Patrick tries to look away from his uncle’s self-destruction—the empty bottles that fill the recycling bin, the purpling bruise on his temple—until he can’t. He goes into Lee’s bedroom, expecting to yell at him, only to notice the three framed photographs Lee has taken with him from Manchester, to Boston, and then back to Manchester. Patrick pauses. Three photos: one for each lost daughter. His experience of Lee’s grieving shifts. He leaves the room.
It’s hard to accept the others in your family as human, too, to know that they are suffering the same losses, though their suffering may take different form. It’s an extra wound, to know that they’re hurting like you’re hurting. Patrick can’t do anything to fix Lee, but he can learn to accept the presence of Lee’s open wound.
***
In the three years since the accident, it’s become the norm for my cousin, E, and I to warn each other about movies: “Gravity might give you a panic attack” (it nearly did), “Manchester will break you in half” (true), “Jackie is about planning the funeral, so, be careful” (I’m sitting this one out, for now), “maybe don’t sit through a trailer of Sully.” Often, we risk the movie, despite the warnings. Sometimes, though, reliving trauma isn’t worth it. We’ll put down the book, walk out of the theater.

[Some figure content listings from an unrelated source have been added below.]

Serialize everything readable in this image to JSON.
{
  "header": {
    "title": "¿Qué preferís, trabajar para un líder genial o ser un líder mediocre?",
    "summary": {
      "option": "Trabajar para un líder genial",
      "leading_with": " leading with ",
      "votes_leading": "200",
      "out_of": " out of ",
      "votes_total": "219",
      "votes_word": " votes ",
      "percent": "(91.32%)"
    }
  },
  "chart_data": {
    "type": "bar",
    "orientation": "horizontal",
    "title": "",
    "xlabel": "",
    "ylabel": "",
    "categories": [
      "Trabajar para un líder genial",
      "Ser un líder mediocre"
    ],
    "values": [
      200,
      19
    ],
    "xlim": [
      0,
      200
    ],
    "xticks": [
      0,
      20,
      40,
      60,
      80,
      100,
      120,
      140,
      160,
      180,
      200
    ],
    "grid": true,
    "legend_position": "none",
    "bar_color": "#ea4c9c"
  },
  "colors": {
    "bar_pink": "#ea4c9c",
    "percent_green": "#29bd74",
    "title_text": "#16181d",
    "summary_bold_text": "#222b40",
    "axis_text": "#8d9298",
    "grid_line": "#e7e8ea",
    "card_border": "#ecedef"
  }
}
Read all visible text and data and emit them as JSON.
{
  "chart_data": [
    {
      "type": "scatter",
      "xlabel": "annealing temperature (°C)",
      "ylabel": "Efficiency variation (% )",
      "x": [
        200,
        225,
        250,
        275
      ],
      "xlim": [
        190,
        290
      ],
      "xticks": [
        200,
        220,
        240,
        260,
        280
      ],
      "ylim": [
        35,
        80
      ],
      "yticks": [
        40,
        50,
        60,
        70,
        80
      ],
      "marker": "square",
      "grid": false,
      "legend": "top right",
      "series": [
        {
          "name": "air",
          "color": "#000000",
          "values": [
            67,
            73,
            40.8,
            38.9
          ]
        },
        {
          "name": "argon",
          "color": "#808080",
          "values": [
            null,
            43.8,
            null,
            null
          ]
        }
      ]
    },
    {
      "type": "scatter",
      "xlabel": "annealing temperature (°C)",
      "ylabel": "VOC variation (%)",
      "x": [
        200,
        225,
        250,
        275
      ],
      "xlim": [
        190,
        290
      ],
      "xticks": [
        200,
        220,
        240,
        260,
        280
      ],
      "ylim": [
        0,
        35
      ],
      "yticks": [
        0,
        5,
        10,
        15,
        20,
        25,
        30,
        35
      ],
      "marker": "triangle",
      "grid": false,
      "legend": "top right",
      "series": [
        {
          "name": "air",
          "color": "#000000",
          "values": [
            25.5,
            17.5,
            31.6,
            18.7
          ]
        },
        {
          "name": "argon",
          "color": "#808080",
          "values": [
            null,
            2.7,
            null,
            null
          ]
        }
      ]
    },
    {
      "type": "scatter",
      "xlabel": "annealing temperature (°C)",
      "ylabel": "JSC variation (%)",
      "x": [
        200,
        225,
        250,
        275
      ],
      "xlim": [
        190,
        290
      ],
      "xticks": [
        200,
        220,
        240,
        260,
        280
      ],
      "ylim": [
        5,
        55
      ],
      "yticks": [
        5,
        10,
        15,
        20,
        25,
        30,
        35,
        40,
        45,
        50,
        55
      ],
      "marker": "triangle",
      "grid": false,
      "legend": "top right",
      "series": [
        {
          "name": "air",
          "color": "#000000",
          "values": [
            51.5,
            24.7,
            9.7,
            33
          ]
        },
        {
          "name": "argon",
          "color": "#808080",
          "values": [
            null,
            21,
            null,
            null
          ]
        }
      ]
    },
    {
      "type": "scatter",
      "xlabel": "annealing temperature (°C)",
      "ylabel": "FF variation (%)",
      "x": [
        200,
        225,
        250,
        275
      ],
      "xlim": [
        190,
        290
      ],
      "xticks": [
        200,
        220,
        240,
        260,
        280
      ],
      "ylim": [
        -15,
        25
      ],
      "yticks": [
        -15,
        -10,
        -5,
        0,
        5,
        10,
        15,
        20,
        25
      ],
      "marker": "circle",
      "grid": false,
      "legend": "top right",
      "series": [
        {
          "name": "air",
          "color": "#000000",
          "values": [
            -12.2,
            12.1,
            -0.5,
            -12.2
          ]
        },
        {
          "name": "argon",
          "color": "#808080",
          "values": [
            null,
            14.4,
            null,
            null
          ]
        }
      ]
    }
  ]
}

My trigger points have shifted, but I don’t hate pressing on them, especially when the movie engages with grief and loss from a place of honesty and humor, as Manchester does. Manchester tells the story of Lee, Patrick, and Randi from a place of inevitability: these events happened, they cannot unhappen, they won’t ever not have happened, so what do we do now?
It’s this compounding of grief, especially, that gets me: the doubling of it, within the movie’s story, but also without, filling in shades of my own experience, shining a light on the pieces of it that I haven’t engaged with recently, allowing for the wound that still exists. Understanding the landscape of an original grief doesn’t help with the second or the third. Each are unique, strange, impossible. Manchester understands this impossibility.
“But why can’t you stay?” Patrick asks, after Lee explains about his new job in Boston, and how Patrick will be staying behind with some family friends.
“Come on, Patty.” Lee doesn’t want to explain this. He’d rather keep the dark, wooly truth of his unruly grief to himself. But, again, for Patrick, he tries. “I can’t beat it,” he says. “I can’t beat it. I’m sorry.”
***
Summer mornings along the Oregon coast are still gray. My family wakes out of order. We take our dogs for walks. We sip coffee on the couch, a blanket pulled tight across knees. A game of croquet begins on the lawn. Another pot of coffee is put on. The news plays muted on the television. We take selfies and read books. We settle in for a day with each other.
There is a photo on the mantle. In the evening, two candles flicker on either side.